Vincent Carchietta-USA TODAY Sports

The trading of Mac Jones and subsequent signing 36 hours later of Jacoby Brissett means this for the New England Patriots in 2024: They're willing to drive on a spare tire.

Brissett is the NFL's equivalent of that emergency spare tucked in your car's trunk: Woefully in-equipped. Low-performance. Only to be used in dire situations - driven at speeds no faster than 40 mph until you can find a newer, bigger, better tire. That improved equipment wasn't Jones. The Pats hope it will be a rookie quarterback drafted No. 3 overall next month, either Jayden Daniels or Drake Maye.

Until then, Brissett is the quarterback bridge. The career journeyman neither good enough to keep a starting job nor bad enough to ever go without a backup gig.

At 31, he's on to his fifth team in five seasons, and back where he started as a rookie in Foxboro in 2016. That season he stepped for injured Jimmy Garoppolo - who was stepping in for Deflategate-supsended Tom Brady - and finished two early-season wins. When Brady returned the Pats won the Super Bowl and Brissett, a third-round draft choice, won a LI ring ... and was promptly traded.

The Patriots weren't exactly enamored. Neither have the Indianapolis Colts, Miami Dolphins, Cleveland Browns or Washington Commanders. His first and only year as "the man" in Indy, Brissett went 4-11. He's since served as backup to the likes of Andrew Luck, Philip Rivers, Tua Tagovailoa, Deshaun Watson and Sam Howell.

Brissett has started 48 games. His record is 18-30.

“Being a good teammate will trump anything,” he told reporters when he signed a one-year deal with the Commanders a year ago.

He should know. Brissett has played in 79 games with five teams over eight seasons ... and never taken a snap in a playoff game.

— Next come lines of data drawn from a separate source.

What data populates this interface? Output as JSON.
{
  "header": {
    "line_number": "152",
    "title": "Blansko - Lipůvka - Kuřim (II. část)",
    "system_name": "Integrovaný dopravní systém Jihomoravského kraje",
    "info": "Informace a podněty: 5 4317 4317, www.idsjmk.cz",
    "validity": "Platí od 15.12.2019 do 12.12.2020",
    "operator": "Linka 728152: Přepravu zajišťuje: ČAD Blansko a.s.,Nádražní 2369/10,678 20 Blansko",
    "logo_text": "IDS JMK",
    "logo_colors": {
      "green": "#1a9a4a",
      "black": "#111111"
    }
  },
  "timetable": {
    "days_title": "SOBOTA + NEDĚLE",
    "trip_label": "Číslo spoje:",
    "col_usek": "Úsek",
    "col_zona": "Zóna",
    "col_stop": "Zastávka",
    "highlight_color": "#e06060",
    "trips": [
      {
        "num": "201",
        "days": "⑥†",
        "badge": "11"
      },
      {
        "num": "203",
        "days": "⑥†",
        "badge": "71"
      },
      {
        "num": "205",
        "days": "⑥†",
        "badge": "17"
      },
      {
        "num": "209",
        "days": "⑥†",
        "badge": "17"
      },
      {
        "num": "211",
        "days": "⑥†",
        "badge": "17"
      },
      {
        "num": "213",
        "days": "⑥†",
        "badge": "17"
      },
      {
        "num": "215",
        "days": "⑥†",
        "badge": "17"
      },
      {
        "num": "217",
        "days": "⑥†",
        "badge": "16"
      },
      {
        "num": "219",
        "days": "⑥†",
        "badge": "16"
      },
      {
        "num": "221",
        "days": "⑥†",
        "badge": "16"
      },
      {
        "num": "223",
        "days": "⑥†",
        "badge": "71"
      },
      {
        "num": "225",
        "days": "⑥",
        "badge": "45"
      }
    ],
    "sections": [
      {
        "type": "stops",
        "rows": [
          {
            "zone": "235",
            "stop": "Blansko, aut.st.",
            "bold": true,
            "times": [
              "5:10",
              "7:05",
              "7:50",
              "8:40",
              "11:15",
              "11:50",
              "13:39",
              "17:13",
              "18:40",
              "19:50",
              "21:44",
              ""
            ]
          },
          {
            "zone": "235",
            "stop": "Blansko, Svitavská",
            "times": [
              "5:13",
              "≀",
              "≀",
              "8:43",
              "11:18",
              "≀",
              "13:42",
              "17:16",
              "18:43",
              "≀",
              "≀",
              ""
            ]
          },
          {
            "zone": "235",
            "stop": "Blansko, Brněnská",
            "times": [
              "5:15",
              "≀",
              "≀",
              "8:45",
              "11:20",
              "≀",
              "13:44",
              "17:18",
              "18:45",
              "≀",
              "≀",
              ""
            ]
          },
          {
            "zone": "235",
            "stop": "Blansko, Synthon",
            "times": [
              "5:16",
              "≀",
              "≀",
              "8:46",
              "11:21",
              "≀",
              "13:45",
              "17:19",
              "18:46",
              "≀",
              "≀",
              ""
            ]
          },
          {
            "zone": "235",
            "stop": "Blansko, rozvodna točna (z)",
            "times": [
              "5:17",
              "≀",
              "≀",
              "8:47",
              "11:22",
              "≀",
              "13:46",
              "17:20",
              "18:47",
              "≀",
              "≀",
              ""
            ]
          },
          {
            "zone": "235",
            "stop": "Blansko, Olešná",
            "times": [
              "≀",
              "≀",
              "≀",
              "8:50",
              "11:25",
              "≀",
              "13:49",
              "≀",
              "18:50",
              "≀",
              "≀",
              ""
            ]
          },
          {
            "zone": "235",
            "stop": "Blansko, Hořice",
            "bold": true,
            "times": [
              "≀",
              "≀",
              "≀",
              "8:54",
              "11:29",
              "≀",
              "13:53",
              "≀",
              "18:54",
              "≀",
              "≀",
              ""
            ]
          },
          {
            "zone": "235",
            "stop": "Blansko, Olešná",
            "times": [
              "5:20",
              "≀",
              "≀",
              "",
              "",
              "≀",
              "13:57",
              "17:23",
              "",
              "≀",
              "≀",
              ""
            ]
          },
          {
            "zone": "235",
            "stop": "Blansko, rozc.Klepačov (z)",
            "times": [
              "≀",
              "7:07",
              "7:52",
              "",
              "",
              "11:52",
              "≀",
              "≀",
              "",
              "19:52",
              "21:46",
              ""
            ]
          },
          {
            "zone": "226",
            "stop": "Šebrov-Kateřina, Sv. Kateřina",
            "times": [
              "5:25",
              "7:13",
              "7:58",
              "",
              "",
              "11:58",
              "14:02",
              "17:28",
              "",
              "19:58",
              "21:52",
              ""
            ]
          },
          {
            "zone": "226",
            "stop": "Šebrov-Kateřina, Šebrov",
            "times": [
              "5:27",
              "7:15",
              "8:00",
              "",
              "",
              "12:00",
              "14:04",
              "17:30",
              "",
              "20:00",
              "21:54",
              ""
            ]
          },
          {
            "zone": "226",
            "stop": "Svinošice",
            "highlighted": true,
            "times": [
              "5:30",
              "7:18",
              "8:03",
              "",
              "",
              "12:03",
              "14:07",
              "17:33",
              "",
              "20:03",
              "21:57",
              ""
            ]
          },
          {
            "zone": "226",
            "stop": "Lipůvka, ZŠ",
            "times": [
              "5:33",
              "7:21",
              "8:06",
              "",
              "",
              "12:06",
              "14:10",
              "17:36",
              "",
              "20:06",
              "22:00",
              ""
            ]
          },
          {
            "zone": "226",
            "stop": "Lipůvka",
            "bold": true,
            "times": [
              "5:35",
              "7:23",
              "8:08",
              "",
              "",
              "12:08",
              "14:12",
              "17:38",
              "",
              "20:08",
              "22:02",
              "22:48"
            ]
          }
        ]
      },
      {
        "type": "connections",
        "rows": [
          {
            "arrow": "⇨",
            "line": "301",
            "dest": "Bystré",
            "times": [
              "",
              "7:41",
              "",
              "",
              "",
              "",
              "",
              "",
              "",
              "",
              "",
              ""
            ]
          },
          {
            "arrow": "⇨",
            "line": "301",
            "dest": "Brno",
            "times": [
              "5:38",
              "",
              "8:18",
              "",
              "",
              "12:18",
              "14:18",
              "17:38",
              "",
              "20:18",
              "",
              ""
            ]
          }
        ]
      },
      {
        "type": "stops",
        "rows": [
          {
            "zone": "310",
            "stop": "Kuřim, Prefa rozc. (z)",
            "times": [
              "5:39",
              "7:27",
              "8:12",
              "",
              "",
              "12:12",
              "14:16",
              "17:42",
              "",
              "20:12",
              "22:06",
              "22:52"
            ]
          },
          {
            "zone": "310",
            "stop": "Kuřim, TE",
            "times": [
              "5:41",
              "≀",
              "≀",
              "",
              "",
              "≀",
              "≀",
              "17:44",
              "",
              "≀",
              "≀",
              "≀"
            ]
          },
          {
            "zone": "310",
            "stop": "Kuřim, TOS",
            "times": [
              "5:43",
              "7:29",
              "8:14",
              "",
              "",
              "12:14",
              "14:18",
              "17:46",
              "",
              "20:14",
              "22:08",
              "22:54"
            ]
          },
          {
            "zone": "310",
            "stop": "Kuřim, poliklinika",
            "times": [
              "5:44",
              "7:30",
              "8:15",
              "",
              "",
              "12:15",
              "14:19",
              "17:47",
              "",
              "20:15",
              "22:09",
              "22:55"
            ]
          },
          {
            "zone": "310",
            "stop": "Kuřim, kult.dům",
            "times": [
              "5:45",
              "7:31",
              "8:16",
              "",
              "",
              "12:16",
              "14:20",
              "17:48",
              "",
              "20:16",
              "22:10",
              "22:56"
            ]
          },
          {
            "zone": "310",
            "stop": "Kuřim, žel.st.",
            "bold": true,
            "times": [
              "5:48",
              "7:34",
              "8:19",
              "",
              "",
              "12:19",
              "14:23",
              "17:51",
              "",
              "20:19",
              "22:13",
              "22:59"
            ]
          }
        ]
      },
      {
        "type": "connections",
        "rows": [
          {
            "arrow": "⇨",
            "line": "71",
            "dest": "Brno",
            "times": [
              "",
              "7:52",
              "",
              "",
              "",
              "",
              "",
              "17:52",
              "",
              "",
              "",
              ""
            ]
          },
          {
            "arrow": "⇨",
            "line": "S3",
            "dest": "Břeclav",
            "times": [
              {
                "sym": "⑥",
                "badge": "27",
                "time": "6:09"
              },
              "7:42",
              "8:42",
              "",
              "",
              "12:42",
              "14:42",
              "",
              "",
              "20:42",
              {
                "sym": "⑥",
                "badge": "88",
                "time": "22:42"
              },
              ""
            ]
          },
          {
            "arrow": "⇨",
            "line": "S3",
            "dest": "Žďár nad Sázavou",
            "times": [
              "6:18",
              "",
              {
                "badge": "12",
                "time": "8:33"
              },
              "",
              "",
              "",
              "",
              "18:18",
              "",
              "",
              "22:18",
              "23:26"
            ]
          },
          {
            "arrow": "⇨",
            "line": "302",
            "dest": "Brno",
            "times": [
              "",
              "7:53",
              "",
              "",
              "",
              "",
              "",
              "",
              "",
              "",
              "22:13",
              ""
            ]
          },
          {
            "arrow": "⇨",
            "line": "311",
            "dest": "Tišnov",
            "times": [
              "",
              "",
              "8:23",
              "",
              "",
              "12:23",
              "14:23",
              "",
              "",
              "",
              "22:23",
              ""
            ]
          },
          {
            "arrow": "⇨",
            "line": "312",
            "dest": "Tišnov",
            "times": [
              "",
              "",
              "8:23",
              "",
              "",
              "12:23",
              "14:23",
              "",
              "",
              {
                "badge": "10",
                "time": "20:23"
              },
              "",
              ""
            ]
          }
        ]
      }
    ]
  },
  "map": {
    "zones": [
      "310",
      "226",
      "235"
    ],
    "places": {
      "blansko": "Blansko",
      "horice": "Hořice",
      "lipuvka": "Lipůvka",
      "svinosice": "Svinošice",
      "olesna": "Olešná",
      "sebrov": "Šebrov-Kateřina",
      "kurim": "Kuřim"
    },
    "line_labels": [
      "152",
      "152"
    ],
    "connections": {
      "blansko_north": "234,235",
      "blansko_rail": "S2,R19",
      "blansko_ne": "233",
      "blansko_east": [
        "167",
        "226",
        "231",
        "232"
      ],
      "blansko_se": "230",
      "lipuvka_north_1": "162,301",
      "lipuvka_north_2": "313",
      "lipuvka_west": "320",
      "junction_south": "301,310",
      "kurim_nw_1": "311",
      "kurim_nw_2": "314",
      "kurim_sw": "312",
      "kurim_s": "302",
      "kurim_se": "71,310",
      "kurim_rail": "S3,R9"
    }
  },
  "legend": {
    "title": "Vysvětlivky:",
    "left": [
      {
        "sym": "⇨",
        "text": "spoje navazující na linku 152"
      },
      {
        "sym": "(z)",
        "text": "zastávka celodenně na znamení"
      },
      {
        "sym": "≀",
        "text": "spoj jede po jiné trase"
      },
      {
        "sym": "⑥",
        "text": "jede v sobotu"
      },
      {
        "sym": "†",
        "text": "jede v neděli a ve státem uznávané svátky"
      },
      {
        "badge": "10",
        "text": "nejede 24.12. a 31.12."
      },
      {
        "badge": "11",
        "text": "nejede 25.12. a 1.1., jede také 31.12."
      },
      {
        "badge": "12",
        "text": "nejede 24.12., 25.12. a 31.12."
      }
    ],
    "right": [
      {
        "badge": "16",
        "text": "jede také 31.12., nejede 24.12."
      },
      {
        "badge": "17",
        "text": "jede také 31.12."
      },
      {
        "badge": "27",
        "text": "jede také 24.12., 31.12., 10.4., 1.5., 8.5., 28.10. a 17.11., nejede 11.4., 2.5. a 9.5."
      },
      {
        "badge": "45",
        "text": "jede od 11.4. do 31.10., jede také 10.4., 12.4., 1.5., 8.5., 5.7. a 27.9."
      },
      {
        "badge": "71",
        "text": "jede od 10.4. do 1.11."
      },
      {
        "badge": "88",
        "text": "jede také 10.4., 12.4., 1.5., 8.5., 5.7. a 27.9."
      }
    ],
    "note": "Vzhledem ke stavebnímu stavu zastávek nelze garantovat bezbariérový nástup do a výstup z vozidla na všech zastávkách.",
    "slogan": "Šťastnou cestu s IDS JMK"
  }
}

With a one-year, $8 million contract, the Patriots aren't exactly investing in the future with Brissett. But they hope to salvage their present from deteriorating into the dumpster fire that was their most recent past.

Jones, meanwhile, is off to the Jacksonville Jaguars, where he will play for his fourth offensive coordinator in his fourth season in the league. So much for offensive coordinator Alex Van Pelt's "clean slate."

No doubt Mac radically regressed, but the Pats' mishandling certainly accelerated his deterioration.

At this point upon the signing of the underwhelming Brissett we're left to wonder: Is Jacoby better than Mac? And, for that matter, is he better than Bailey Zappe?

Start the car, the Pats are about to go for a drive. A slow, modest drive.